De operatoren van bestaande op het transmissienet aangesloten verbruiksinstallaties, bedoeld in artikel 35, §§ 7, eerste lid, 8 en 9, stellen een contactpersoon aan die beschikbaar is tijdens de hersteltoestand zoals gedefinieerd in artikel 18, lid 5, van de Europese richtsnoeren SOGL. Deze contactpersoon voert volgende maatregelen uit:
1° op verzoek van de transmissienetbeheerder, deze informeren over de toestand van zijn installaties en de mogelijkheden om het verbruik te hervatten;
2° hiermee rekening houdend, het verbruik stapsgewijs te verhogen volgens de door de transmissienetbeheerder gegeven instructies.
De beheerders van bestaande gesloten industriële netten en gesloten distributienetten aangesloten op het transmissienet bedoeld in artikel 35, §§ 7, eerste lid, 8 en 9, stellen een contactpersoon aan die beschikbaar is tijdens de hersteltoestand zoals gedefinieerd in artikel 18, lid 5, van de Europese richtsnoeren SOGL. Deze contactpersoon voert volgende maatregelen uit:
1° de transmissienetbeheerder informeren over met name de toestand van zijn CDS, de mogelijkheden om de spanning op de onderstations van zijn CDS voor specifieke netgebruikers te herstellen en over de mogelijke aanbieders van hersteldiensten;
2° gevolg te geven aan de door de regionale controlecentra van de transmissienetbeheerder verstrekte aanwijzingen in verband met de hoeveelheid actief en reactief vermogen die via het aansluitingspunt wordt uitgewisseld met het transmissienet.

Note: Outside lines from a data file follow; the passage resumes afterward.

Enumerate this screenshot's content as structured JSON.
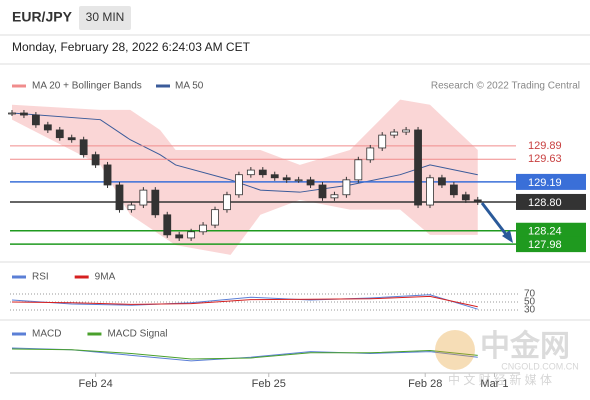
{
  "header": {
    "symbol": "EUR/JPY",
    "timeframe": "30 MIN",
    "timestamp": "Monday, February 28, 2022 6:24:03 AM CET"
  },
  "chart_data": {
    "type": "candlestick",
    "legend": [
      "MA 20 + Bollinger Bands",
      "MA 50"
    ],
    "credit": "Research © 2022 Trading Central",
    "xlim": [
      0,
      41.7
    ],
    "xticks": [
      {
        "value": 7,
        "label": "Feb 24"
      },
      {
        "value": 21.5,
        "label": "Feb 25"
      },
      {
        "value": 34.6,
        "label": "Feb 28"
      },
      {
        "value": 40.4,
        "label": "Mar 1"
      }
    ],
    "ylim": [
      127.71,
      130.88
    ],
    "close": {
      "color": "#333333",
      "values": [
        130.53,
        130.49,
        130.3,
        130.2,
        130.05,
        130.01,
        129.72,
        129.52,
        129.13,
        128.65,
        128.74,
        129.03,
        128.55,
        128.16,
        128.1,
        128.22,
        128.35,
        128.65,
        128.94,
        129.33,
        129.42,
        129.33,
        129.27,
        129.23,
        129.23,
        129.13,
        128.88,
        128.94,
        129.23,
        129.62,
        129.85,
        130.1,
        130.16,
        130.2,
        128.74,
        129.27,
        129.13,
        128.94,
        128.84,
        128.8
      ]
    },
    "bands": {
      "color": "#f4a3a3",
      "x": [
        0,
        7.4,
        9.9,
        12.4,
        13.7,
        18.3,
        20.8,
        24.1,
        28.3,
        32.5,
        35,
        39
      ],
      "upper": [
        130.69,
        130.59,
        130.59,
        130.2,
        129.81,
        129.81,
        129.81,
        129.52,
        129.81,
        130.79,
        130.69,
        129.81
      ],
      "lower": [
        130.4,
        129.52,
        128.55,
        128.16,
        127.96,
        127.77,
        128.55,
        128.84,
        128.65,
        128.65,
        128.16,
        128.16
      ]
    },
    "ma50": {
      "color": "#3b5b9a",
      "x": [
        0,
        7.4,
        9.9,
        12.4,
        13.7,
        18.3,
        20.8,
        24.1,
        28.3,
        32.5,
        35,
        39
      ],
      "values": [
        130.53,
        130.4,
        130.01,
        129.72,
        129.52,
        129.23,
        129.03,
        128.99,
        129.13,
        129.33,
        129.52,
        129.33
      ]
    },
    "levels": [
      {
        "value": 129.89,
        "color": "#f08c8c",
        "style": "text"
      },
      {
        "value": 129.63,
        "color": "#f08c8c",
        "style": "text"
      },
      {
        "value": 129.19,
        "color": "#3a6fd8",
        "style": "box"
      },
      {
        "value": {
          "value": 128.8,
          "label": "128.80"
        },
        "color": "#333333",
        "style": "box"
      },
      {
        "value": 128.24,
        "color": "#1f9a1f",
        "style": "box"
      },
      {
        "value": 127.98,
        "color": "#1f9a1f",
        "style": "box"
      }
    ],
    "rsi": {
      "ylim": [
        10,
        92.5
      ],
      "yticks": [
        70,
        50,
        30
      ],
      "x": [
        0,
        5,
        10,
        15,
        20,
        25,
        30,
        35,
        39
      ],
      "series": [
        {
          "name": "RSI",
          "color": "#5b7fd6",
          "values": [
            55,
            45,
            42,
            48,
            62,
            55,
            60,
            68,
            32
          ]
        },
        {
          "name": "9MA",
          "color": "#d62020",
          "values": [
            50,
            48,
            44,
            46,
            56,
            57,
            58,
            64,
            38
          ]
        }
      ]
    },
    "macd": {
      "ylim": [
        -0.5,
        0.5
      ],
      "x": [
        0,
        5,
        10,
        15,
        20,
        25,
        30,
        35,
        39
      ],
      "series": [
        {
          "name": "MACD",
          "color": "#5b7fd6",
          "values": [
            0.15,
            0.1,
            -0.05,
            -0.2,
            -0.1,
            0.05,
            0,
            0.05,
            -0.1
          ]
        },
        {
          "name": "MACD Signal",
          "color": "#4aa02c",
          "values": [
            0.12,
            0.1,
            0,
            -0.15,
            -0.12,
            0.02,
            0.02,
            0.08,
            -0.05
          ]
        }
      ]
    }
  },
  "watermark": {
    "logo": "中金网",
    "tagline": "中 文 财 经 新 媒 体",
    "site": "CNGOLD.COM.CN"
  }
}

Als een aanbieder van hersteldiensten die is aangesloten op een CDS zijn hersteldiensten uitvoert, verzorgt de op het transmissienet aangesloten CDS-beheerder de coördinatie met de aanbieder van hersteldiensten en de transmissienetbeheerder in real time.

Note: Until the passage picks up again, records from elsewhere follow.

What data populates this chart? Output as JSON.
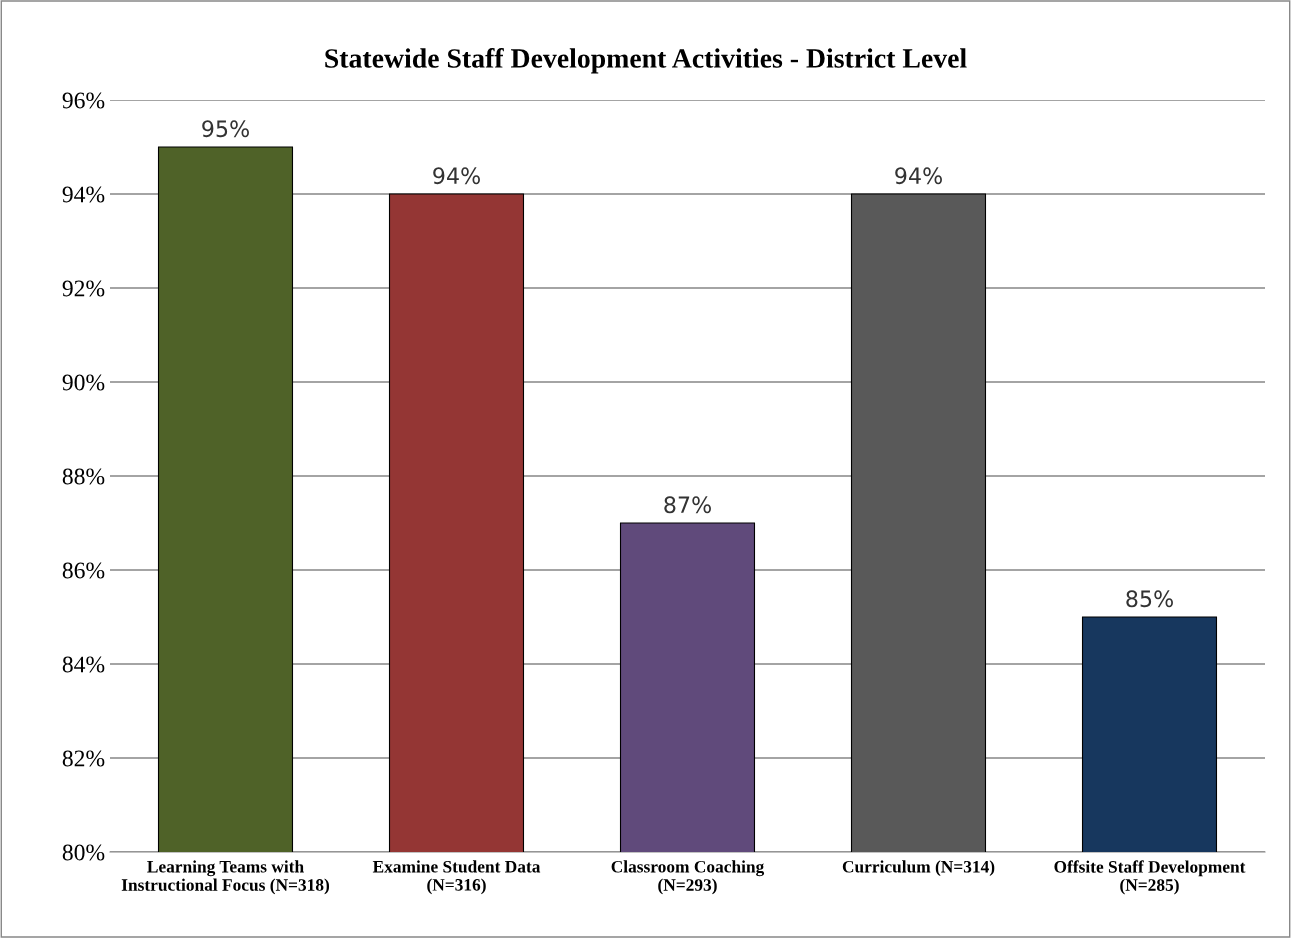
{
  "chart_data": {
    "type": "bar",
    "title": "Statewide Staff Development Activities - District Level",
    "categories": [
      "Learning Teams with\nInstructional Focus (N=318)",
      "Examine Student Data\n(N=316)",
      "Classroom Coaching\n(N=293)",
      "Curriculum (N=314)",
      "Offsite Staff Development\n(N=285)"
    ],
    "values": [
      95,
      94,
      87,
      94,
      85
    ],
    "colors": [
      "#4f6228",
      "#943634",
      "#604a7b",
      "#595959",
      "#17375e"
    ],
    "value_labels": [
      "95%",
      "94%",
      "87%",
      "94%",
      "85%"
    ],
    "ylim": [
      80,
      96
    ],
    "yticks": [
      {
        "value": 80,
        "label": "80%"
      },
      {
        "value": 82,
        "label": "82%"
      },
      {
        "value": 84,
        "label": "84%"
      },
      {
        "value": 86,
        "label": "86%"
      },
      {
        "value": 88,
        "label": "88%"
      },
      {
        "value": 90,
        "label": "90%"
      },
      {
        "value": 92,
        "label": "92%"
      },
      {
        "value": 94,
        "label": "94%"
      },
      {
        "value": 96,
        "label": "96%"
      }
    ],
    "grid": "y",
    "legend": false
  }
}
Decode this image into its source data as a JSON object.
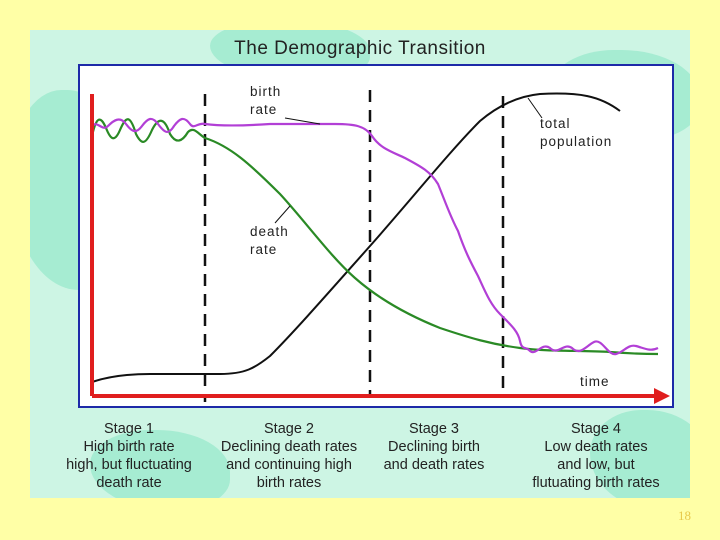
{
  "title": "The Demographic Transition",
  "labels": {
    "birth_rate": [
      "birth",
      "rate"
    ],
    "death_rate": [
      "death",
      "rate"
    ],
    "total_population": [
      "total",
      "population"
    ],
    "time": "time"
  },
  "stages": [
    {
      "title": "Stage 1",
      "lines": [
        "High birth rate",
        "high, but fluctuating",
        "death rate"
      ]
    },
    {
      "title": "Stage 2",
      "lines": [
        "Declining death rates",
        "and continuing high",
        "birth rates"
      ]
    },
    {
      "title": "Stage 3",
      "lines": [
        "Declining birth",
        "and death rates"
      ]
    },
    {
      "title": "Stage 4",
      "lines": [
        "Low death rates",
        "and low, but",
        "flutuating birth rates"
      ]
    }
  ],
  "page_number": "18",
  "page_number_outer": "18",
  "colors": {
    "birth_rate": "#b23fd6",
    "death_rate": "#2a8a25",
    "total_population": "#111111",
    "axes": "#e01e1e",
    "frame": "#1d2aa8"
  }
}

Het herstelplan wordt desgevallend opgenomen in het aansluitingscontract, het toegangscontract of elk ander contract afgesloten met de transmissienetbeheerder in toepassing van dit besluit.".
Art. 6. De minister bevoegd voor Economie, de minister bevoegd voor Volksgezondheid, de minister bevoegd voor Binnenlandse Zaken en de minister bevoegd voor Energie zijn, ieder wat hem betreft, belast met de uitvoering van dit besluit.